Once this was communicated to the public, things calmed down for Cederberg and Gammans.
“This is the first example of anyone re-establishing a previously existing bumblebee species, as well as trying to understand how to go about it in the best way,” Cederberg said. He used to work for the Swedish Species Information Center at the Swedish University of Agricultural Sciences, and has experience working with endangered species.
The short-haired bumblebee may be doing fine in Sweden, but there is cause for concern worldwide, as bumblebees and bees are in decline all over the world. In China, farmers have had to resort to manual pollination, Cederberg said.
Among the pollinating insects, bees perform 80 percent of pollination worldwide, which makes them critically important to global food production. For this reason, the European Commission announced on April 29 that it will ban three pesticides that are said to be killing European bees.
“I pledge to do my utmost to ensure that our bees, which are so vital to our ecosystem and contribute over 22 billion euros [$28.8 billion] annually to European agriculture, are protected,” European Union Health Commissioner Tonio Borg said after the vote, according to EUBusiness.com.
In Sweden, the work of bees was valued at $123 million (800 million Swedish kronor) in 2008, according to Cederberg.
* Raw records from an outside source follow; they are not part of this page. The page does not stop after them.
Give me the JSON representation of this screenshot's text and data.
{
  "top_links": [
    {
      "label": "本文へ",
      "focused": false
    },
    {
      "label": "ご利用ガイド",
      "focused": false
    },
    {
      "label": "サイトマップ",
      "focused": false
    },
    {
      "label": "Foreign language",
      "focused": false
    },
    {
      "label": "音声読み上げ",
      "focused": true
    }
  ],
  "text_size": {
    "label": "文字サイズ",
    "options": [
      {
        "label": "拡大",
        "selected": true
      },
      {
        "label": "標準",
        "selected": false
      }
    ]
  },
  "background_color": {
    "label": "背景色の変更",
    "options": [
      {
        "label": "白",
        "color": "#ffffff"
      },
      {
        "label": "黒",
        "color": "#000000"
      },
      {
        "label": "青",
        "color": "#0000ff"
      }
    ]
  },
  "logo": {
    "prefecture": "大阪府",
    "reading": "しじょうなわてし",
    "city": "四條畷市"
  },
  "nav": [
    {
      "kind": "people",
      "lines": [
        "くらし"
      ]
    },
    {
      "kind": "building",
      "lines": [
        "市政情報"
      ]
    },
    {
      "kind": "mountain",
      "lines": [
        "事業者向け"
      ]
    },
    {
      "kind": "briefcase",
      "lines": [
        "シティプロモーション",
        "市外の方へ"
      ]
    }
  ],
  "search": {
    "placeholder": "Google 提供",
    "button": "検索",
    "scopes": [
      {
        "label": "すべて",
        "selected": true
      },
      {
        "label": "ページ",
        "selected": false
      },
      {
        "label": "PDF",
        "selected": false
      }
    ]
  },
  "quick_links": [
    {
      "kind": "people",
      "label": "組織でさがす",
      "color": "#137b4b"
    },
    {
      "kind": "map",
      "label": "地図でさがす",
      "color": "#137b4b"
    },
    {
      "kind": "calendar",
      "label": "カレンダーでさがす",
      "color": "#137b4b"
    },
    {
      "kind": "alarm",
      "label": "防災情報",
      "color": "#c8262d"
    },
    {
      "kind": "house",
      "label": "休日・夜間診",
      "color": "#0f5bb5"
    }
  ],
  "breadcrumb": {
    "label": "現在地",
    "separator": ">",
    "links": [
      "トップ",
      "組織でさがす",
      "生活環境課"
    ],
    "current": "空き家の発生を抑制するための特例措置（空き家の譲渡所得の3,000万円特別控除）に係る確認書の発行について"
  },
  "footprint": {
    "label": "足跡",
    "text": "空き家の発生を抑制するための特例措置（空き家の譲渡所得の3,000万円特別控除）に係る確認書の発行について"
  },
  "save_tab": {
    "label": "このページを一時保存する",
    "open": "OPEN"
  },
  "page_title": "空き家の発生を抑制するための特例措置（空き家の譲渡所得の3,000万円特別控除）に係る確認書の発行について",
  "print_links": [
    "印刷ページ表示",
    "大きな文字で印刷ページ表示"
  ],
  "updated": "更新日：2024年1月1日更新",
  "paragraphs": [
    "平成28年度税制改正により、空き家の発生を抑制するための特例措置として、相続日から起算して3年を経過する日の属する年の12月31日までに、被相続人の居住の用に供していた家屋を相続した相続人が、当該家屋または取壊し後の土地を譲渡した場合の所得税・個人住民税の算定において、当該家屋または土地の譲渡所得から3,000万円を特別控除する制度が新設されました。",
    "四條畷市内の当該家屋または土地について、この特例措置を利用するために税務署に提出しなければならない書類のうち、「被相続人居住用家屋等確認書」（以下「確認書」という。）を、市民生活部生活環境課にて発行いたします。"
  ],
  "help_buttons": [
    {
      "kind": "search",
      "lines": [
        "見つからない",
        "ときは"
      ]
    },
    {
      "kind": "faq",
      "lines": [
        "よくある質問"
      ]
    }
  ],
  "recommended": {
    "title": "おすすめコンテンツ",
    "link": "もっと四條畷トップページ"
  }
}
This does not include the berries and fruit found in private gardens or out in the wild. These would likely die out if the bees disappeared, along with many beloved flowers.
The pesticides are not solely to blame, however. Some years ago, Swedish farmers started harvesting hay before the red clover had bloomed. This was disastrous for bumblebees, which are dependent on red clover.
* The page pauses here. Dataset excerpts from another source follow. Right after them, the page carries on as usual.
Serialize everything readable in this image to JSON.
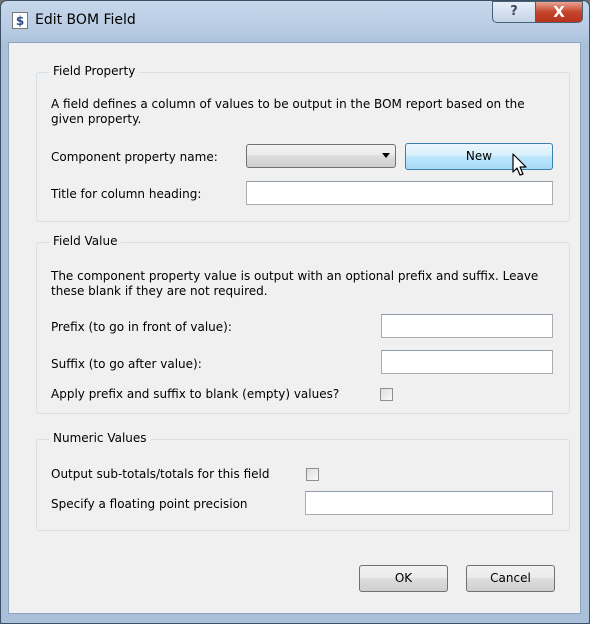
{
  "window": {
    "title": "Edit BOM Field",
    "help_label": "?",
    "close_label": "X",
    "app_icon_label": "$"
  },
  "field_property": {
    "legend": "Field Property",
    "description": "A field defines a column of values to be output in the BOM report based on the given property.",
    "component_label": "Component property name:",
    "component_value": "",
    "new_button": "New",
    "title_label": "Title for column heading:",
    "title_value": ""
  },
  "field_value": {
    "legend": "Field Value",
    "description": "The component property value is output with an optional prefix and suffix. Leave these blank if they are not required.",
    "prefix_label": "Prefix (to go in front of value):",
    "prefix_value": "",
    "suffix_label": "Suffix (to go after value):",
    "suffix_value": "",
    "apply_label": "Apply prefix and suffix to blank (empty) values?",
    "apply_checked": false
  },
  "numeric_values": {
    "legend": "Numeric Values",
    "subtotals_label": "Output sub-totals/totals for this field",
    "subtotals_checked": false,
    "precision_label": "Specify a floating point precision",
    "precision_value": ""
  },
  "buttons": {
    "ok": "OK",
    "cancel": "Cancel"
  },
  "icons": [
    "app-icon",
    "help-icon",
    "close-icon",
    "dropdown-arrow-icon",
    "mouse-pointer-icon"
  ]
}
Cederberg suggests leaving some clover for the bumblebees during harvest, as the corners of the fields are difficult to reach anyway. It would save time as well as bumblebees, he indicated. Another way is simply leaving strips of unharvested clover and harvesting it later.
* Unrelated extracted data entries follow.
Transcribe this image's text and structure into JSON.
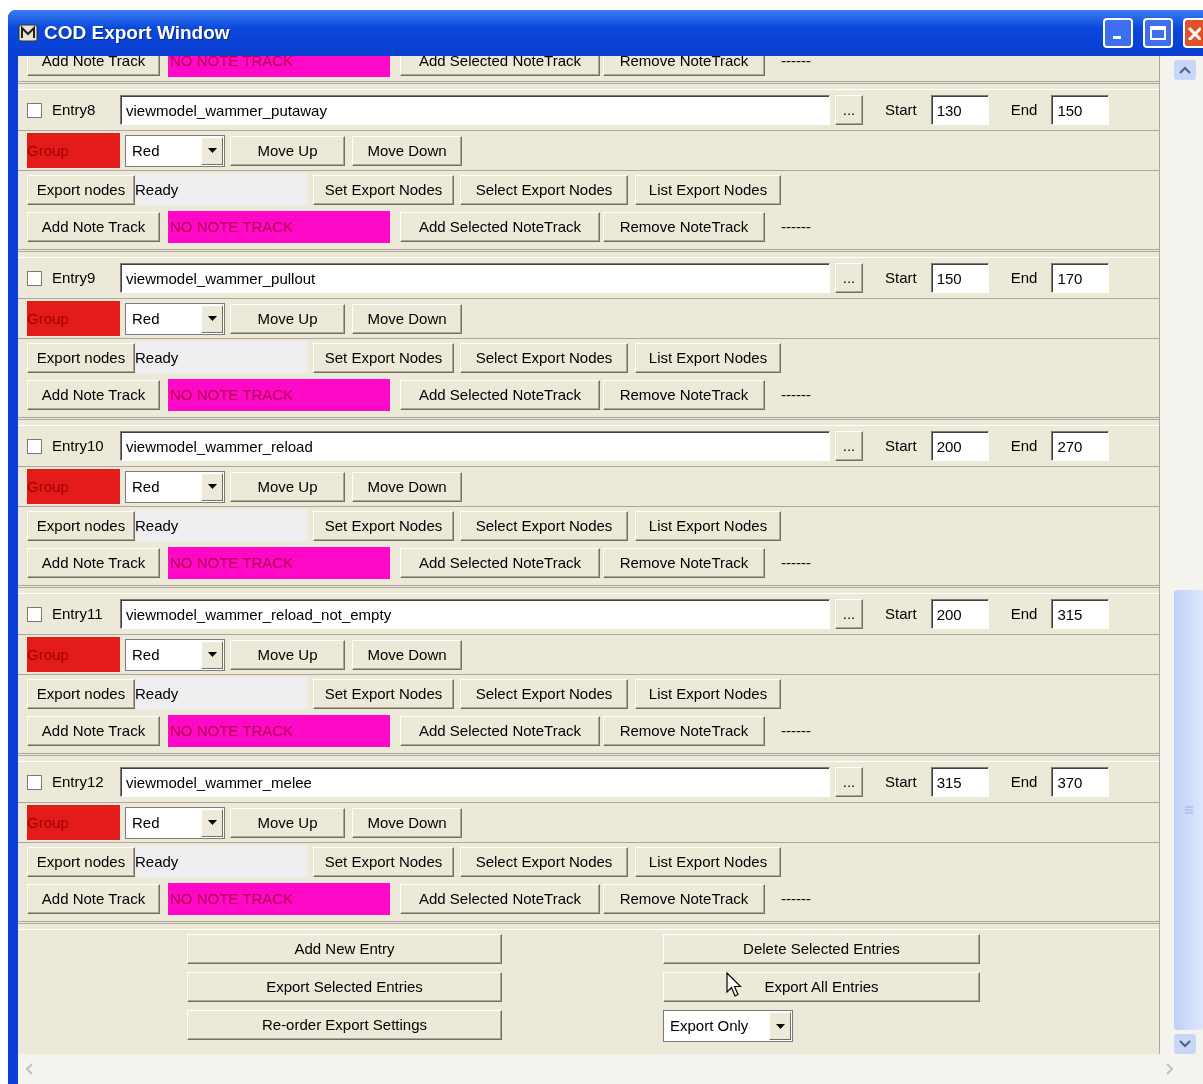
{
  "window": {
    "title": "COD Export Window"
  },
  "partial_row": {
    "add_button": "Add Note Track",
    "note_track": "NO NOTE TRACK",
    "add_selected_button": "Add Selected NoteTrack",
    "remove_button": "Remove NoteTrack",
    "dashes": "------"
  },
  "entries": [
    {
      "checked": false,
      "label": "Entry8",
      "name": "viewmodel_wammer_putaway",
      "browse_button": "...",
      "start_label": "Start",
      "start": "130",
      "end_label": "End",
      "end": "150",
      "group_label": "Group",
      "group": "Red",
      "move_up": "Move Up",
      "move_down": "Move Down",
      "export_nodes_button": "Export nodes",
      "export_status": "Ready",
      "set_button": "Set Export Nodes",
      "select_button": "Select Export Nodes",
      "list_button": "List Export Nodes",
      "note_row": {
        "add_button": "Add Note Track",
        "note_track": "NO NOTE TRACK",
        "add_selected_button": "Add Selected NoteTrack",
        "remove_button": "Remove NoteTrack",
        "dashes": "------"
      }
    },
    {
      "checked": false,
      "label": "Entry9",
      "name": "viewmodel_wammer_pullout",
      "browse_button": "...",
      "start_label": "Start",
      "start": "150",
      "end_label": "End",
      "end": "170",
      "group_label": "Group",
      "group": "Red",
      "move_up": "Move Up",
      "move_down": "Move Down",
      "export_nodes_button": "Export nodes",
      "export_status": "Ready",
      "set_button": "Set Export Nodes",
      "select_button": "Select Export Nodes",
      "list_button": "List Export Nodes",
      "note_row": {
        "add_button": "Add Note Track",
        "note_track": "NO NOTE TRACK",
        "add_selected_button": "Add Selected NoteTrack",
        "remove_button": "Remove NoteTrack",
        "dashes": "------"
      }
    },
    {
      "checked": false,
      "label": "Entry10",
      "name": "viewmodel_wammer_reload",
      "browse_button": "...",
      "start_label": "Start",
      "start": "200",
      "end_label": "End",
      "end": "270",
      "group_label": "Group",
      "group": "Red",
      "move_up": "Move Up",
      "move_down": "Move Down",
      "export_nodes_button": "Export nodes",
      "export_status": "Ready",
      "set_button": "Set Export Nodes",
      "select_button": "Select Export Nodes",
      "list_button": "List Export Nodes",
      "note_row": {
        "add_button": "Add Note Track",
        "note_track": "NO NOTE TRACK",
        "add_selected_button": "Add Selected NoteTrack",
        "remove_button": "Remove NoteTrack",
        "dashes": "------"
      }
    },
    {
      "checked": false,
      "label": "Entry11",
      "name": "viewmodel_wammer_reload_not_empty",
      "browse_button": "...",
      "start_label": "Start",
      "start": "200",
      "end_label": "End",
      "end": "315",
      "group_label": "Group",
      "group": "Red",
      "move_up": "Move Up",
      "move_down": "Move Down",
      "export_nodes_button": "Export nodes",
      "export_status": "Ready",
      "set_button": "Set Export Nodes",
      "select_button": "Select Export Nodes",
      "list_button": "List Export Nodes",
      "note_row": {
        "add_button": "Add Note Track",
        "note_track": "NO NOTE TRACK",
        "add_selected_button": "Add Selected NoteTrack",
        "remove_button": "Remove NoteTrack",
        "dashes": "------"
      }
    },
    {
      "checked": false,
      "label": "Entry12",
      "name": "viewmodel_wammer_melee",
      "browse_button": "...",
      "start_label": "Start",
      "start": "315",
      "end_label": "End",
      "end": "370",
      "group_label": "Group",
      "group": "Red",
      "move_up": "Move Up",
      "move_down": "Move Down",
      "export_nodes_button": "Export nodes",
      "export_status": "Ready",
      "set_button": "Set Export Nodes",
      "select_button": "Select Export Nodes",
      "list_button": "List Export Nodes",
      "note_row": {
        "add_button": "Add Note Track",
        "note_track": "NO NOTE TRACK",
        "add_selected_button": "Add Selected NoteTrack",
        "remove_button": "Remove NoteTrack",
        "dashes": "------"
      }
    }
  ],
  "footer": {
    "add_new": "Add New Entry",
    "delete_selected": "Delete Selected Entries",
    "export_selected": "Export Selected Entries",
    "export_all": "Export All Entries",
    "reorder": "Re-order Export Settings",
    "export_mode": "Export Only"
  }
}
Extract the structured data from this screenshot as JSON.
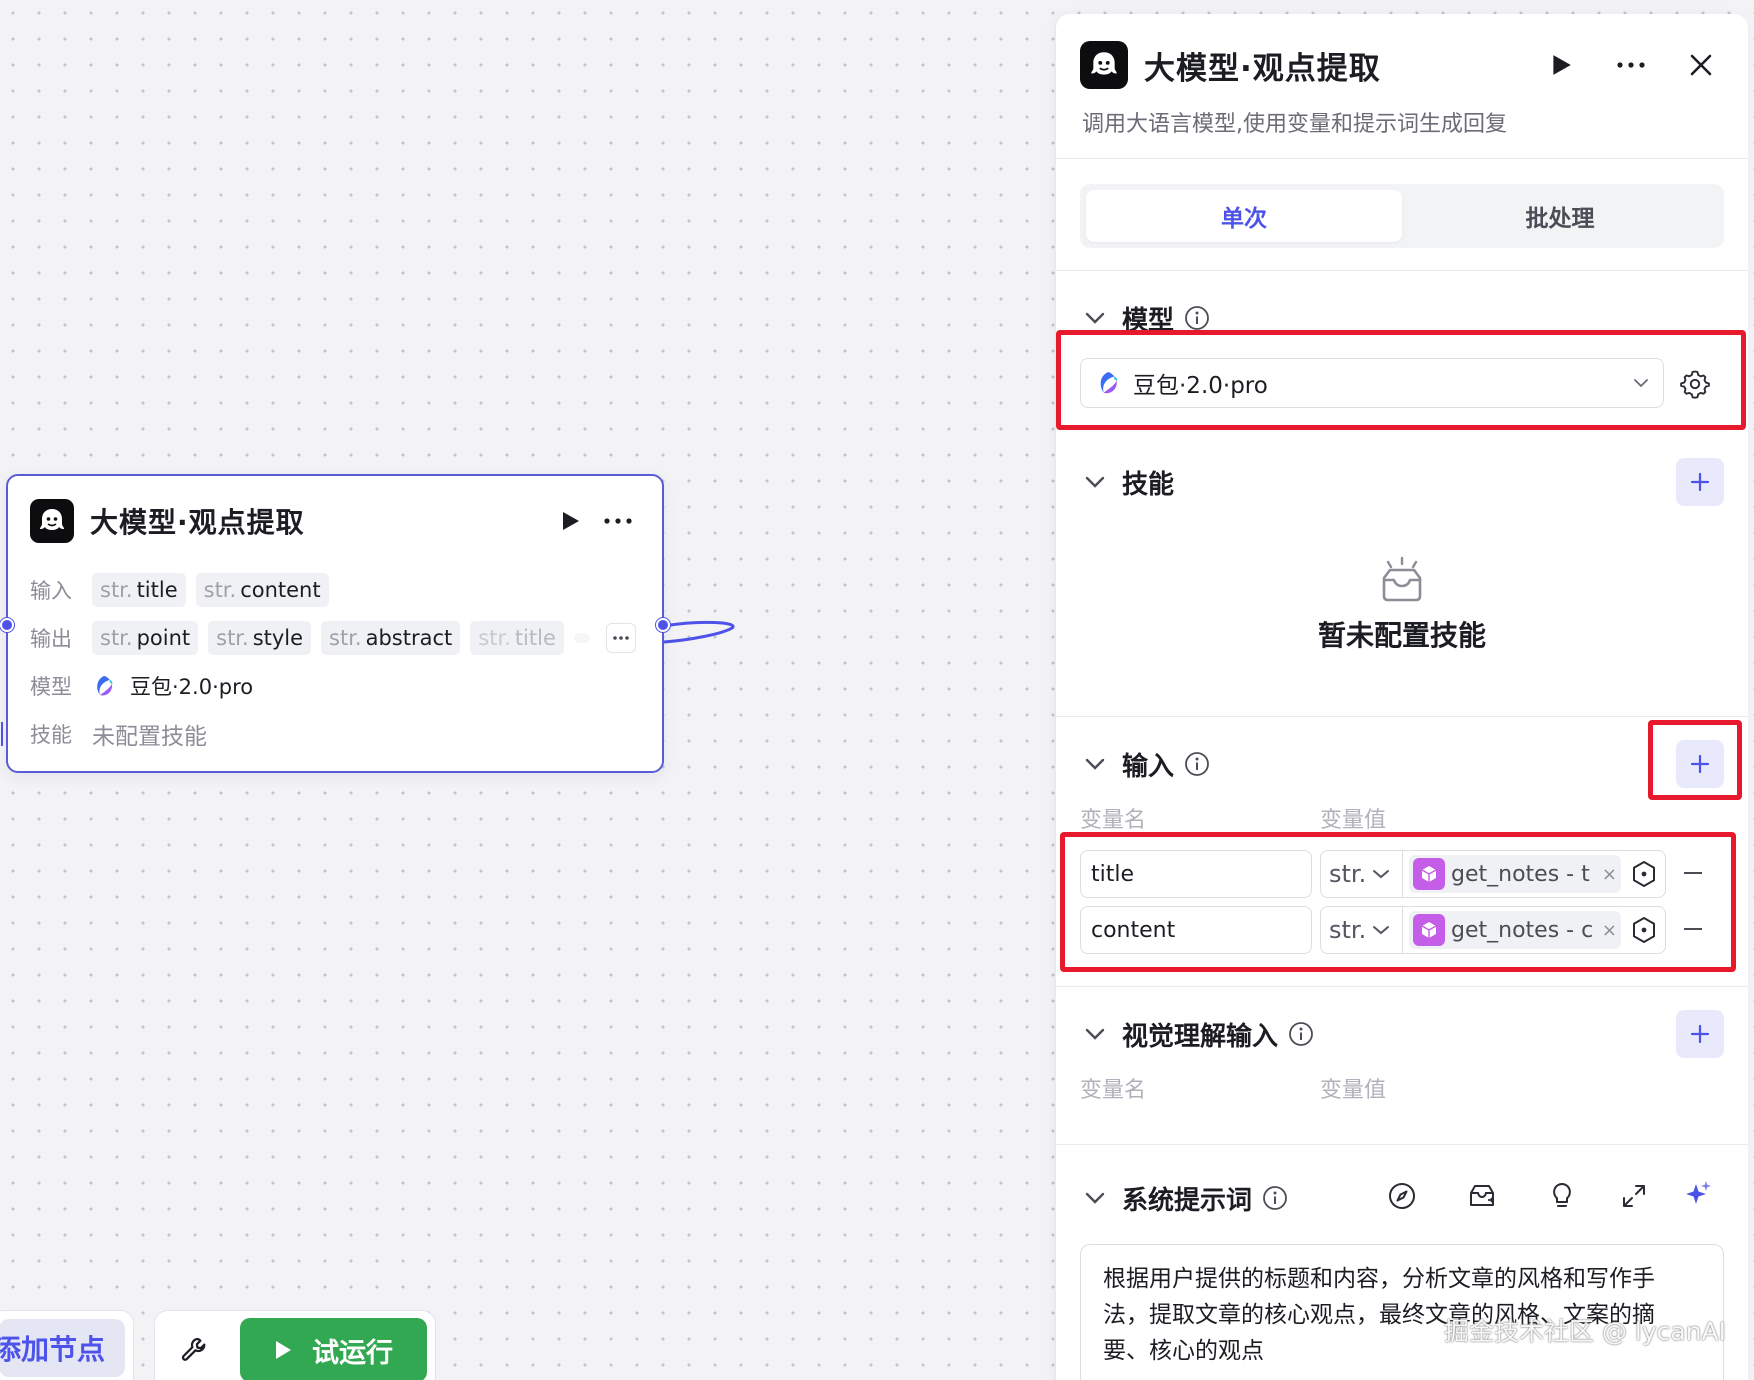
{
  "node": {
    "title": "大模型·观点提取",
    "input_label": "输入",
    "inputs": [
      {
        "type": "str.",
        "name": "title"
      },
      {
        "type": "str.",
        "name": "content"
      }
    ],
    "output_label": "输出",
    "outputs": [
      {
        "type": "str.",
        "name": "point"
      },
      {
        "type": "str.",
        "name": "style"
      },
      {
        "type": "str.",
        "name": "abstract"
      },
      {
        "type": "str.",
        "name": "title"
      }
    ],
    "model_label": "模型",
    "model_name": "豆包·2.0·pro",
    "skill_label": "技能",
    "skill_value": "未配置技能"
  },
  "toolbar": {
    "add_node_label": "添加节点",
    "trial_run_label": "试运行"
  },
  "panel": {
    "title": "大模型·观点提取",
    "description": "调用大语言模型,使用变量和提示词生成回复",
    "tabs": [
      "单次",
      "批处理"
    ],
    "active_tab": "单次",
    "model_section": {
      "title": "模型",
      "selected": "豆包·2.0·pro"
    },
    "skill_section": {
      "title": "技能",
      "empty_text": "暂未配置技能"
    },
    "input_section": {
      "title": "输入",
      "col_name": "变量名",
      "col_value": "变量值",
      "rows": [
        {
          "name": "title",
          "type": "str.",
          "ref": "get_notes - t"
        },
        {
          "name": "content",
          "type": "str.",
          "ref": "get_notes - c"
        }
      ]
    },
    "vision_section": {
      "title": "视觉理解输入",
      "col_name": "变量名",
      "col_value": "变量值"
    },
    "system_prompt": {
      "title": "系统提示词",
      "lines": [
        "根据用户提供的标题和内容，分析文章的风格和写作手",
        "法，提取文章的核心观点，最终文章的风格、文案的摘",
        "要、核心的观点"
      ]
    }
  },
  "watermark": "掘金技术社区 @ lycanAI",
  "colors": {
    "accent": "#4d53e8",
    "run_green": "#32a852",
    "highlight_red": "#e8192c",
    "ref_purple": "#c45ee8"
  }
}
It is hard to say as yet whether the short-haired bumblebees that were shipped to England enjoy their new home. They arrived in Dungeness, Kent, to marvelous weather. Then came the rain, which is bad for the bumblebees, so they have been underground.
“Unfortunately, south England experienced the rainiest summer in 100 years last year,” Cederberg said.
Establishing a new species is not without complications, he said. It is not simply a matter of moving a few individuals. Permits are needed, as well as a three-week quarantine. The queen bumblebees may not survive the quarantine, and may thus not establish new hives.
Last year, 50 bumblebees survived the transport and quarantine. They are about to have company.